In lymfedrainage door middel van massages wordt deze woning benut. Anastomosen zijn vooral belangrijk voor de preventie van lymfoedeem. Ze dienen als omleiding als er een congestie is in een systeem of het lymfetransport volledig wordt onderbroken.

  • De lymfecapillairen vertegenwoordigen de kleinste eenheid in het lymfevatenstelsel. Ze beginnen in de interstitiële ruimte (interstitium). Ze bestaan ​​uit endotheelcellen die elkaar als dakpannen overlappen.

    Ze vormen dus een lumen van ongeveer 50 μm. Ankerdraden fixeren de lymfecapillairen in het omringende weefsel en houden bovendien het lumen van de vaten open. Lymfevorming vindt plaats in de lymfecapillairen.

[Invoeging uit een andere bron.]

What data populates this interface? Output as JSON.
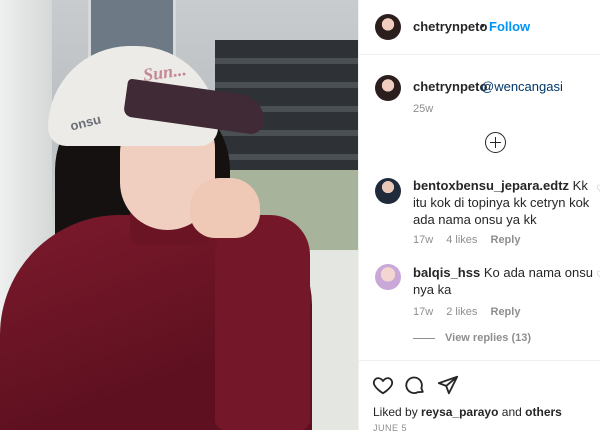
{
  "post": {
    "author": "chetrynpeto",
    "follow_label": "Follow",
    "separator": "•"
  },
  "photo": {
    "cap_text_front": "Sun...",
    "cap_text_side": "onsu"
  },
  "caption": {
    "author": "chetrynpeto",
    "mention": "@wencangasi",
    "time": "25w"
  },
  "comments": [
    {
      "author": "bentoxbensu_jepara.edtz",
      "text": "Kk itu kok di topinya kk cetryn kok ada nama onsu ya kk",
      "time": "17w",
      "likes": "4 likes",
      "reply": "Reply"
    },
    {
      "author": "balqis_hss",
      "text": "Ko ada nama onsu nya ka",
      "time": "17w",
      "likes": "2 likes",
      "reply": "Reply"
    }
  ],
  "view_replies": "View replies (13)",
  "liked_by": {
    "prefix": "Liked by",
    "user": "reysa_parayo",
    "and": "and",
    "others": "others"
  },
  "date": "JUNE 5",
  "colors": {
    "link": "#0095f6",
    "mention": "#00376b",
    "muted": "#8e8e8e"
  },
  "icons": [
    "heart-icon",
    "comment-icon",
    "share-icon",
    "add-comment-icon"
  ]
}
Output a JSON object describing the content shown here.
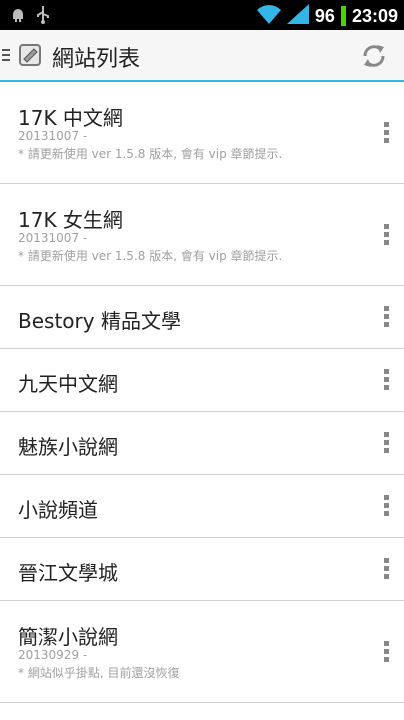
{
  "status_bar": {
    "left_icons": [
      "android-debug-icon",
      "usb-icon"
    ],
    "right_icons": [
      "wifi-icon",
      "signal-icon"
    ],
    "battery": "96",
    "time": "23:09"
  },
  "action_bar": {
    "title": "網站列表",
    "refresh_icon": "refresh-icon",
    "accent_color": "#33b5e5"
  },
  "sites": [
    {
      "title": "17K 中文網",
      "date": "20131007 -",
      "note": "* 請更新使用 ver 1.5.8 版本, 會有 vip 章節提示."
    },
    {
      "title": "17K 女生網",
      "date": "20131007 -",
      "note": "* 請更新使用 ver 1.5.8 版本, 會有 vip 章節提示."
    },
    {
      "title": "Bestory 精品文學"
    },
    {
      "title": "九天中文網"
    },
    {
      "title": "魅族小說網"
    },
    {
      "title": "小說頻道"
    },
    {
      "title": "晉江文學城"
    },
    {
      "title": "簡潔小說網",
      "date": "20130929 -",
      "note": "* 網站似乎掛點, 目前還沒恢復"
    }
  ]
}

    Het wordt gevormd door de weefselvloeistof in de ruimte tussen de cellen op te nemen.

  • De voorlopers zijn de op één na grootste lymfevaten, die worden gevormd door de vereniging van verschillende lymfecapillairen. De precollectors transporteren de lymfe naar de collectoren door middel van geïsoleerde spiercellen. Ze zijn ook betrokken bij de vorming van lymfe, omdat ze ook weefselvloeistof opnemen.
  • Meerdere voorverzamelaars vormen samen één verzamelaar.

    De inzamelaars zijn exclusief verantwoordelijk voor het transport van lymfe uit de bestaande lymfevaten. In anatomie lijken ze sterk op aders met een drielaagse wandstructuur en kleppen. De kleppen voorkomen dat de lymfe terugstroomt en zorgen zo voor een centraal gerichte lymfestroom.

    Het gebied tussen twee kleppen wordt de lymfangion ("lymfe hart-“). Dit trekt in rust elke 10-12x / minuut samen en duwt de lymfe naar de volgende sectie. Verder zijn de verzamelaars onderverdeeld in oppervlakkige en diepe verzamelaars.

    De oppervlakkige verzamelaars bevinden zich in het onderhuidse vetweefsel. Ze nemen de lymfe op uit de huid en het onderhuidse weefsel. De diepe collectoren bevinden zich in de fasciae in de extremiteiten en de stamwand.

    Ze transporteren de lymfe van spieren, ligamenten, gewrichten en botten. Intestinale verzamelaars verzamelen, zoals de naam al doet vermoeden, de lymfe uit de darmen.

  • De lymfevatenstammen zijn de grootste lymfevaten in het lichaam. Ze zijn verdeeld in lymfestammen van de bovenste en onderste helft van het lichaam.

    De lymfestammen omvatten de trunkus trachealis en de ductus thoracicus. Ze nemen lymfe op van de verzamelaars. Hun uiteindelijke bestemming is de veneuze hoek nabij de hart-, waar ze de veneuze bloedbaan binnendringen.

Het lymfevatenstelsel is verantwoordelijk voor het verzamelen van de eiwitmoleculen en de vloeistof die in het omringende weefsel achterblijven en deze naar het veneuze geleidingssysteem te transporteren.

Het is ook nodig voor de vertering van vet. Hierbij wordt een groot deel van de vetten die uit voedsel worden opgenomen, verpakt door cellen van de dunne darm in zogenaamde chylomicronen en vervolgens via de lymfevaten in het bloed getransporteerd. Als er een achterstand is in het lymfevatenstelsel, bijvoorbeeld door rechts hart- mislukking, dit kan leiden tot lymfoedeem, vooral in de benen. Zoals eerder vermeld, is de lymfe belangrijk voor eiwittransport.

Als het eiwit in het weefsel zou blijven, zou de colloïde osmotische druk in het omringende weefsel (het interstitium) veranderen en zouden bloedcellen dus ook het interstitium kunnen binnendringen. Dit zou resulteren in een gebrek aan volume (hypovolemie), wat in het ergste geval levensbedreigend kan zijn schokken.